A northeast Iowa lawmaker says it’s time to correct an embarrassing phrase that’s been in Iowa law since 1847. Representative Ray Zirkelbach wants to change the legal description of “The Great Seal of the State of Iowa.”
In the middle of the official state seal is a soldier, holding an American flag with a gun at his side. It’s the plow that’s behind the soldier in the picture that is the issue. The legal description of the seal mentions the soldier and that there is a “plow in his rear.”
Zirkelbach, a Democrat from Monticello who is chairman of the House Veterans Affairs Committee , wants that ridiculous phrase or “malapropism” to be corrected.
“I said the media will pick up on this right away and people will say, ‘Don’t they have better things to do in Des Moines?’ However. it’s kind of germane to my Veterans Affairs subject because the citizen-soldier is the National Guardsman and they shouldn’t be identified in that kind of manner,” Zirkelbach said during an interview with Radio Iowa. “So I agreed to submit it and change it and I’ve had people come up to me and say that they’ve waited 30 years for somebody to do that.”
Zirkelbach said one of his constituents, a man from Anamosa, brought the phrase to his attention. “I believe his mother was an English teacher and thought that the wording was wrong and that, if anything, the State of Iowa should have the correct wording in there for ‘The (Great) Seal of the State of Iowa,'” Zirkelbach said.
Zirkelbach admits “a few” of his colleagues have teased him about his proposal, but he’s undeterred. “We are the education state, so we need to be a model for our students.
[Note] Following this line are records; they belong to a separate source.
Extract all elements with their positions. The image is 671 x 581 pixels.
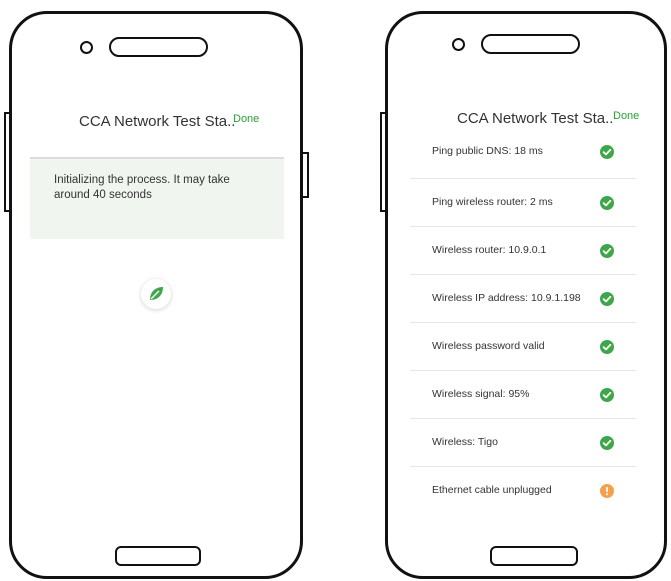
result-row: Wireless password valid [410, 323, 636, 371]
result-label: Wireless signal: 95% [432, 388, 530, 400]
result-row: Wireless IP address: 10.9.1.198 [410, 275, 636, 323]
check-circle-icon [600, 388, 614, 402]
result-row: Wireless router: 10.9.0.1 [410, 227, 636, 275]
right-speaker-icon [481, 34, 580, 54]
result-label: Wireless router: 10.9.0.1 [432, 244, 547, 256]
right-done-button[interactable]: Done [613, 110, 639, 122]
result-label: Wireless: Tigo [432, 436, 498, 448]
check-circle-icon [600, 292, 614, 306]
check-circle-icon [600, 244, 614, 258]
right-home-button[interactable] [490, 546, 578, 566]
result-row: Ping public DNS: 18 ms [410, 131, 636, 179]
result-label: Ping public DNS: 18 ms [432, 145, 543, 157]
result-label: Ethernet cable unplugged [432, 484, 552, 496]
leaf-icon [150, 287, 163, 300]
left-phone-frame: CCA Network Test Sta.. Done Initializing… [9, 11, 303, 579]
left-status-box: Initializing the process. It may take ar… [30, 159, 284, 239]
result-row: Wireless signal: 95% [410, 371, 636, 419]
result-row: Ping wireless router: 2 ms [410, 179, 636, 227]
left-camera-icon [80, 41, 93, 54]
result-label: Wireless password valid [432, 340, 545, 352]
check-circle-icon [600, 340, 614, 354]
result-label: Ping wireless router: 2 ms [432, 196, 553, 208]
result-row: Wireless: Tigo [410, 419, 636, 467]
result-label: Wireless IP address: 10.9.1.198 [432, 292, 581, 304]
right-camera-icon [452, 38, 465, 51]
left-loading-indicator [141, 279, 171, 309]
left-page-title: CCA Network Test Sta.. [79, 113, 236, 130]
check-circle-icon [600, 145, 614, 159]
check-circle-icon [600, 436, 614, 450]
right-page-title: CCA Network Test Sta.. [457, 110, 614, 127]
left-speaker-icon [109, 37, 208, 57]
left-home-button[interactable] [115, 546, 201, 566]
left-done-button[interactable]: Done [233, 113, 259, 125]
left-status-message: Initializing the process. It may take ar… [54, 174, 230, 201]
result-row: Ethernet cable unplugged [410, 467, 636, 515]
warning-circle-icon [600, 484, 614, 498]
check-circle-icon [600, 196, 614, 210]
We need to make corrective changes,” Zirkelbach says. “So a teacher would always have their students correct their work if it was wrong, correct?”
And Zirkelbach has a teacher in his background who he believes would be proud of his effort. “I’m sure my great-grandmother who taught in a one-room schoolhouse who (died) about 20 years ago would be happy with me,” Zirkelbach said, then laughed.
Zirkelbach doesn’t expect his proposal to be on a fast-track at the statehouse, however, and admits it may never even emerge from a committee.